Twelfth Night or Epiphany Eve is a festival in some branches of Christianity marking the coming of the Epiphany, concluding the Twelve Days of Christmas, and is defined by the Shorter Oxford English Dictionary as “the evening of the fifth of January, preceding Twelfth Day, the eve of the Epiphany, formerly the last day of the Christmas festivities and observed as a time of merrymaking”.[1]

The celebration of Epiphany, the adoration of the Magi, is marked in some cultures by the exchange of gifts, and Twelfth Night, as the eve or vigil of Epiphany, takes on a similar significance to Christmas Eve.

Some people still celebrate these holidays.  There’s a person in my husband’s command whose family always exchanged gifts on January 6.

Wikipedia also says that “Twelfth Night marked the end of a winter festival that started on All Hallows Eve — now more commonly known as Halloween.”  I think things have pretty much come full circle.  It seems that more and more the Christmas season is earlier and earlier, at least judged by when Christmas decorations appear in the stores.  Doesn’t it sometimes seem to you like we’re expected to celebrate Christmas immediately after Halloween these days?

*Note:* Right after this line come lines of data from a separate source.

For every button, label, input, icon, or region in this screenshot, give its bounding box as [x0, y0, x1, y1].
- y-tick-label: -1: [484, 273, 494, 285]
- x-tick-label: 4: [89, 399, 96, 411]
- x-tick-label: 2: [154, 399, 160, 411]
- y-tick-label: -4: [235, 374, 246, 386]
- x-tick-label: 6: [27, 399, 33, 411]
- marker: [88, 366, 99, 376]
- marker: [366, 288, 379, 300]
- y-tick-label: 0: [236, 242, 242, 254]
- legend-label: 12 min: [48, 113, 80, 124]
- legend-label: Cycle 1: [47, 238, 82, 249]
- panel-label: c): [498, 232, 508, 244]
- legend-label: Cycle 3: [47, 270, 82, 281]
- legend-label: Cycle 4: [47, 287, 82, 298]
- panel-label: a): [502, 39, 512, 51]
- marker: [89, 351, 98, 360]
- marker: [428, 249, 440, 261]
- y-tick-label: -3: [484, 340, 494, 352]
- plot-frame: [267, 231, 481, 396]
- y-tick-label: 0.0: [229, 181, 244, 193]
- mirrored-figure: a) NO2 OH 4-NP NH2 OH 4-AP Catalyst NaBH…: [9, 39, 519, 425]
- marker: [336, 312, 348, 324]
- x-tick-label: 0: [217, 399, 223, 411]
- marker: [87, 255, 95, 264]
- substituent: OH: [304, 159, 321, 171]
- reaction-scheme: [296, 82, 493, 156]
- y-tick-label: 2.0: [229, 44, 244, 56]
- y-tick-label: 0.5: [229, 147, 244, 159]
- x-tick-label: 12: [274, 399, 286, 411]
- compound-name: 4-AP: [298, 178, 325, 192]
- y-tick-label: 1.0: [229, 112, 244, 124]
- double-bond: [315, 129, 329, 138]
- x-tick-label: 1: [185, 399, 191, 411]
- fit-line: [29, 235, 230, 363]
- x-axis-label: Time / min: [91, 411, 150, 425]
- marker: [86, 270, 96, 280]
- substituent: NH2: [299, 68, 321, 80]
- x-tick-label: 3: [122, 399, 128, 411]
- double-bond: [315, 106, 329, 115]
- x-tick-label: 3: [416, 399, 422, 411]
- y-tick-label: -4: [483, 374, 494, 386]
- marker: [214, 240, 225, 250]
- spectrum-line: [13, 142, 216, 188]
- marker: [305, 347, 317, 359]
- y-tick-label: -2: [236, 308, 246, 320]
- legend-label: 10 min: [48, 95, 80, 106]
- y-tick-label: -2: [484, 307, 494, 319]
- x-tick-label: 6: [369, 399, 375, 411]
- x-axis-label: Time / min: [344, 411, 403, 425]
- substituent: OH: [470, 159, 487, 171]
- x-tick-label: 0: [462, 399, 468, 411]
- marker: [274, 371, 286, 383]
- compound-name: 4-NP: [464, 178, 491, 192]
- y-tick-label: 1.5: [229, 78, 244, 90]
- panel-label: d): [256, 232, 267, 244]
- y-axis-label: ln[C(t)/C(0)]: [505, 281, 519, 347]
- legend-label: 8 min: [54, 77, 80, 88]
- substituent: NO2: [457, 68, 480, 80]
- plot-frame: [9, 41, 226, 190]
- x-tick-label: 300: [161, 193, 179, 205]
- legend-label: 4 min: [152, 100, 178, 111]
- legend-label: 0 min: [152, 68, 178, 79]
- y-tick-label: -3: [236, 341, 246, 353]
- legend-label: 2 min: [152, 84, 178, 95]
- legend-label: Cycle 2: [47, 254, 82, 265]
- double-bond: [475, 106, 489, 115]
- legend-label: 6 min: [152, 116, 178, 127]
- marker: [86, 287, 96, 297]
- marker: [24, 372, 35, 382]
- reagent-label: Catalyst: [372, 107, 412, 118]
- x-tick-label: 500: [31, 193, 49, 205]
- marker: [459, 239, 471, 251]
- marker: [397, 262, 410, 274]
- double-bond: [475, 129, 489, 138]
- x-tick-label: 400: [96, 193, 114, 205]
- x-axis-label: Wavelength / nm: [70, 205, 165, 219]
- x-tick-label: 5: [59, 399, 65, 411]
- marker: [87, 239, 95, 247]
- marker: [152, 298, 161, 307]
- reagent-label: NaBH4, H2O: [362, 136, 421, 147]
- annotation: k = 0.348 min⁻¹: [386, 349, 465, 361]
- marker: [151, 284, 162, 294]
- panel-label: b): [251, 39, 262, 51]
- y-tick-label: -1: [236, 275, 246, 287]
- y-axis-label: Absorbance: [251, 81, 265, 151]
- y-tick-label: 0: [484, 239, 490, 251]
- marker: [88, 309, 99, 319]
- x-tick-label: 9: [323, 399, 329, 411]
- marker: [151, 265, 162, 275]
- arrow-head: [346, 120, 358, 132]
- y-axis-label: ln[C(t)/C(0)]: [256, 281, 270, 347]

What about celebrating a day when everything is turned upside down, with everyone’s roles reversed?  Medieval people and ancient Europeans did just that.  I’ve already mentioned The Feast of Innocents on December 28–which commemorated when Herod killed the children of Bethlehem–where children’s and adults’ roles were reversed.

It seems they celebrated a similar holiday on January 5 called the Feast of Fools.  (Although Wikipedia says that “in the Middle Ages, particularly in France, the Feast of Fools was staged on or about the Feast of the Circumcision, January 1.)  The person “ruling” the feast and the festivities was called the Lord of Misrule.  Wikipedia has this to say:

The Lord of Misrule symbolizes the world turning upside down. On this day the King and all those who were high would become the peasants and vice versa. At the beginning of the twelfth night festival a cake which contained a bean was eaten. The person who found the bean would run the feast. Midnight signaled the end of his rule and the world would return to normal. The common theme was that the normal order of things was reversed. This Lord of Misrule tradition can be traced back[citation needed] to pre-Christian European festivals such as the Celtic festival of Samhain and the Ancient Roman festival of Saturnalia.[neutrality disputed]

Apparently this celebration could get quite wild and profane,leading to the Church banning it in 1431.  Considering this quote from Wikipedia: “The ceremonies often mocked the performance of the highest offices of the church, while other persons, dressed in different kinds of masks and disguises, engaged in songs and dances and practiced all manner of revelry within the church building” and how Carnival is celebrated today, I can just imagine.

Anybody want to revive the tradition?  Your boss could work for you for a change.

Please do click on the links above, at the very least the Twelfth Night, Feast of Fools, and Lord of Misrule links.  There’s a lot of interesting information there–more than I can put in one blog post.

And last but not least, here is the final installment of the “Twelve Days of Christmas” song I’ve been doing each day.  This song itself is a Twelfth Night tradition: it originated as a song sung as a game played at Twelfth night parties.  The leader would sing a verse and everyone else would copy.  He’d add a line each line, and everyone else had to remember what he’d sung or have to pay a penalty, such as “offering up a kiss or a sweet.[1]“ That, at least, is the most common and accepted explanation of its origins.  Click on the song title above to go to the Wikipedia article and learn more.

So here it is, the last and final verse of this most famous Twelfth Night song on Twelfth Night:

On the Twelfth Day of Christmas my true love gave to me
Twelve lords a-leaping
(Eleven ladies dancing
Ten pipers piping
Nine drummers drumming
Eight maids a-milking
Seven swans a-swimming
Six geese a-laying
Five golden rings**
Four calling birds*
Three French hens
Two turtledoves
And a partridge in a pear tree.)
* Note: Wikipedia says “calling birds” is a corruption of “colly birds” which are black birds.

** Wikipedia also assures me that golden rings does not refer to “jewelry but to ring-necked birds such as the ring-necked pheasant.”

Have a very merry Twelfth Night, Everyone.